Da tortura em democracia

• Rui Pereira, Tortura virtuosa:
    «A Comissão para os Serviços de Informações do Senado dos Estados Unidos da América acaba de divulgar uma síntese de cerca de 500 páginas de um relatório prolixo (6300 páginas) acerca do programa de interrogatórios adotado pela CIA após os atentados terroristas de 11 de setembro de 2001. A investigação, que se estendeu por cinco anos e custou 40 milhões de dólares, confirmou o que se sabia: os suspeitos de terrorismo foram obrigados a permanecer acordados durante dias a fio, ameaçados de violação e sujeitos a execuções e afogamentos simulados.

    A senadora democrata Dianne Feinstein, presidente da Comissão, afirmou que estas práticas mancharam os valores e a história dos EUA. Todavia, muito mais significativa foi a declaração do Presidente Obama, que recordou ter proibido a tortura, em termos inequívocos, quando assumiu o cargo e prometeu continuar a exercer a sua autoridade para impedir que tal método volte a ser autorizado.
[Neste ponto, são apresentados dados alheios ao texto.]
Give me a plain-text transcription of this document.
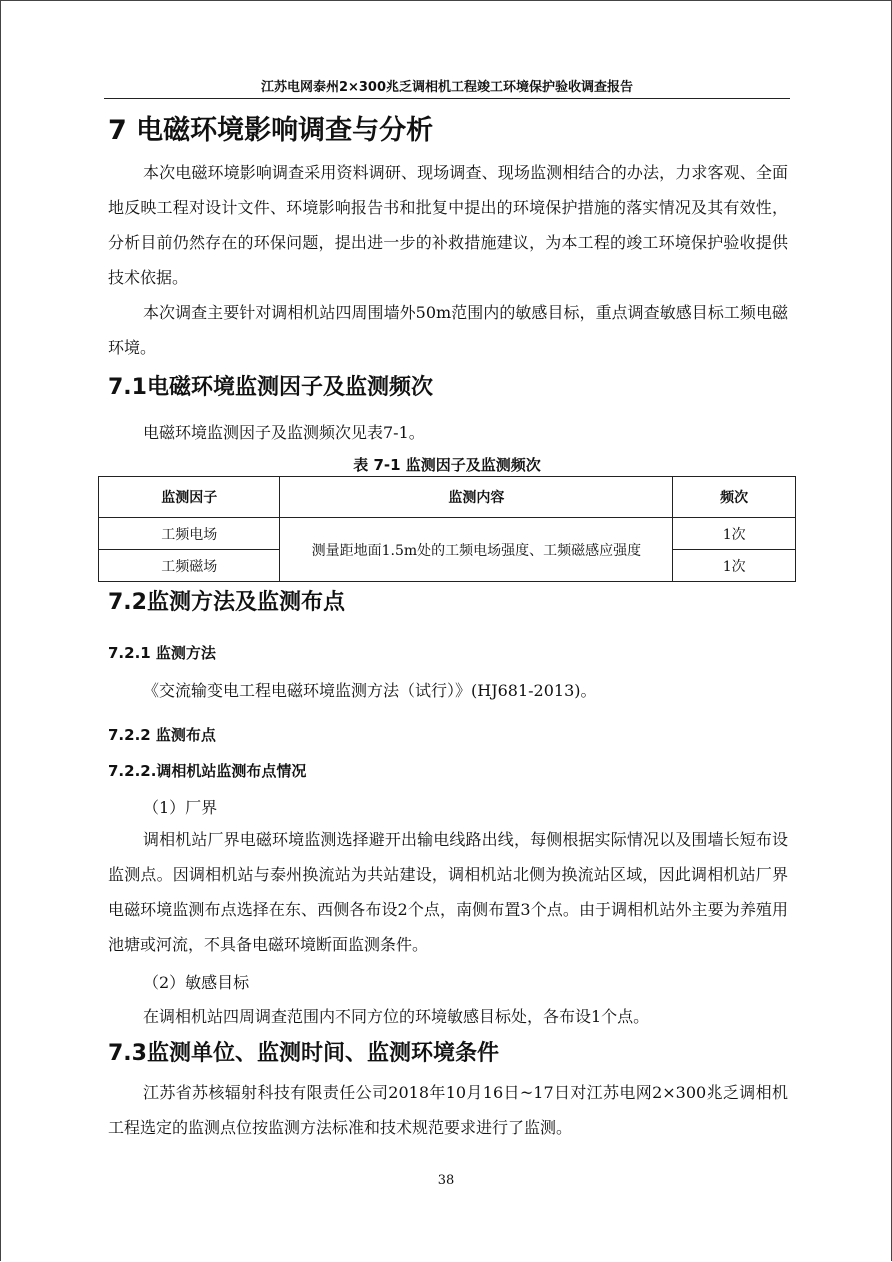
江苏电网泰州2×300兆乏调相机工程竣工环境保护验收调查报告
7 电磁环境影响调查与分析
本次电磁环境影响调查采用资料调研、现场调查、现场监测相结合的办法，力求客观、全面地反映工程对设计文件、环境影响报告书和批复中提出的环境保护措施的落实情况及其有效性，分析目前仍然存在的环保问题，提出进一步的补救措施建议，为本工程的竣工环境保护验收提供技术依据。
本次调查主要针对调相机站四周围墙外50m范围内的敏感目标，重点调查敏感目标工频电磁环境。
7.1电磁环境监测因子及监测频次
电磁环境监测因子及监测频次见表7-1。
表 7-1 监测因子及监测频次
监测因子	监测内容	频次
工频电场	测量距地面1.5m处的工频电场强度、工频磁感应强度	1次
工频磁场		1次
7.2监测方法及监测布点
7.2.1 监测方法
《交流输变电工程电磁环境监测方法（试行）》(HJ681-2013)。
7.2.2 监测布点
7.2.2.调相机站监测布点情况
（1）厂界
调相机站厂界电磁环境监测选择避开出输电线路出线，每侧根据实际情况以及围墙长短布设监测点。因调相机站与泰州换流站为共站建设，调相机站北侧为换流站区域，因此调相机站厂界电磁环境监测布点选择在东、西侧各布设2个点，南侧布置3个点。由于调相机站外主要为养殖用池塘或河流，不具备电磁环境断面监测条件。
（2）敏感目标
在调相机站四周调查范围内不同方位的环境敏感目标处，各布设1个点。
7.3监测单位、监测时间、监测环境条件
江苏省苏核辐射科技有限责任公司2018年10月16日~17日对江苏电网2×300兆乏调相机工程选定的监测点位按监测方法标准和技术规范要求进行了监测。
38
A descodificação destas palavras é simples: Obama reconheceu, de modo implícito, que o seu antecessor George W. Bush concedeu o mais alto patrocínio à tortura. A primeira conclusão do relatório merece uma especial atenção: o uso de técnicas "aprofundadas" de interrogatório não constituiu um meio eficaz de obter informações sensíveis ou de suscitar a colaboração dos detidos. Só depois se acrescenta que os interrogatórios decorreram em circunstâncias brutais e muito piores do que as descritas aos decisores políticos.
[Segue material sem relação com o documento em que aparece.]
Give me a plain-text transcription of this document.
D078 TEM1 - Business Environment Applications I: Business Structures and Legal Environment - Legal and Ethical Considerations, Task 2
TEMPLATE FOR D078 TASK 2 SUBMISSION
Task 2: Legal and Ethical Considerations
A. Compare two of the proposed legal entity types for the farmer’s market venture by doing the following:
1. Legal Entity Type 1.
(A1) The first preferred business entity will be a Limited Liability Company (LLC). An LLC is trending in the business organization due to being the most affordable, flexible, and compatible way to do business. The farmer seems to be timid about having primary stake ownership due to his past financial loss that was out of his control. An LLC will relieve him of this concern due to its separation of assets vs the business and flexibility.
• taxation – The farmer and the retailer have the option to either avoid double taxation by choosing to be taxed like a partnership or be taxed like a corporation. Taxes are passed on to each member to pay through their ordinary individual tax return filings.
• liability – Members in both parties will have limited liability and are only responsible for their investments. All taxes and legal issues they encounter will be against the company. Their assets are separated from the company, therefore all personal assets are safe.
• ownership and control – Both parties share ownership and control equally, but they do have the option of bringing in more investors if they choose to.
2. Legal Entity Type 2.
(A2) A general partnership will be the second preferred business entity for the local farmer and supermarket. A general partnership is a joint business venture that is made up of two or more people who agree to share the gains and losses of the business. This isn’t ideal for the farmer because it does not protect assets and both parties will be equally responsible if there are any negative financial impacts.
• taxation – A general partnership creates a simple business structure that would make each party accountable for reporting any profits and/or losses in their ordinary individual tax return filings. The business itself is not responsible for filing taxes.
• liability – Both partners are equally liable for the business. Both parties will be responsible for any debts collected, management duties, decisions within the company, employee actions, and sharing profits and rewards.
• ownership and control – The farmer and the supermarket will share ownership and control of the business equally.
    Porém, o diretor da CIA, John Brennan, insistiu em que a submissão dos suspeitos a estas práticas violentas ajudou a descobrir os planos de atentados, capturar terroristas e salvar vidas humanas.
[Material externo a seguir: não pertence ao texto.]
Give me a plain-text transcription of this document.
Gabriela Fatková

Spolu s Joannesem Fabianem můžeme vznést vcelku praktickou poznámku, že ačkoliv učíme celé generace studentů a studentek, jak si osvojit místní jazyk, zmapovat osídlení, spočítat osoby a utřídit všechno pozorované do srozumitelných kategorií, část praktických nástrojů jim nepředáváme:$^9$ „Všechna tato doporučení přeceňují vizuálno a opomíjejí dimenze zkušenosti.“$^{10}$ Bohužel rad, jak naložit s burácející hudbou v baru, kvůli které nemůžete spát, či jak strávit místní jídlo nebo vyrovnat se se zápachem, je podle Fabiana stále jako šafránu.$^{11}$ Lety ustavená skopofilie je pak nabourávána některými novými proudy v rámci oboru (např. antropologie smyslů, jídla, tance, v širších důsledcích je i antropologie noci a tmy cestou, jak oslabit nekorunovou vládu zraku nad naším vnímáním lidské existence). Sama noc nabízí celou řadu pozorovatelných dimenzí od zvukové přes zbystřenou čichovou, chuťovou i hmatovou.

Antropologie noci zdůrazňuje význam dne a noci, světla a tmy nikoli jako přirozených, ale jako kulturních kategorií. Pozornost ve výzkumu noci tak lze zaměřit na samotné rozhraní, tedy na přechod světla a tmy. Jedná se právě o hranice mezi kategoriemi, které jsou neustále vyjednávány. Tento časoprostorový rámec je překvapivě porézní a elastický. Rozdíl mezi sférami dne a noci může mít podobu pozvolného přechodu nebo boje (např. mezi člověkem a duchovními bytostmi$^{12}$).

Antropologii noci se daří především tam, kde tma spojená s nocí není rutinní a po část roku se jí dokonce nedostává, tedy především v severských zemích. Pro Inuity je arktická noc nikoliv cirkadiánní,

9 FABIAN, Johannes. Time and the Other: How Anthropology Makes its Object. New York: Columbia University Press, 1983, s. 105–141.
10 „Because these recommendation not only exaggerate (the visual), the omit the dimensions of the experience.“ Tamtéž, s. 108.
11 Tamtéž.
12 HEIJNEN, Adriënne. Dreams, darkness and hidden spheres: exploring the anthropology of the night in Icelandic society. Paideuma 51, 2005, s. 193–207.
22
    É precisamente este aspeto que suscita uma reflexão séria. Afinal, é da eficácia que depende a legitimidade da tortura? A resposta é um não rotundo. Ainda que fosse eficaz, a tortura seria ilegítima por atentar contra a essencial dignidade da pessoa humana, como ilegítima é a pena de morte, apesar de prevenir a reincidência. O torcionário, por mais úteis que sejam as informações que extorque, acaba por se confundir com o terrorista. Por isso, a ineficácia da tortura, com o seu séquito de falsas confissões, não passa de um argumento de reforço.»

quarta-feira, dezembro 10, 2014

Sobre a tortura em democracia


O relatório do inquérito do Senado dos Estados Unidos sobre a utilização pela CIA da tortura na luta antiterrorista foi tornado público (vide Público). As observações e conclusões que constam dele são aterradoras. Ao lê-lo, lembrei-me das considerações que constam do livro A Confiança no Mundo - Sobre a Tortura em Democracia, escrito por José Sócrates.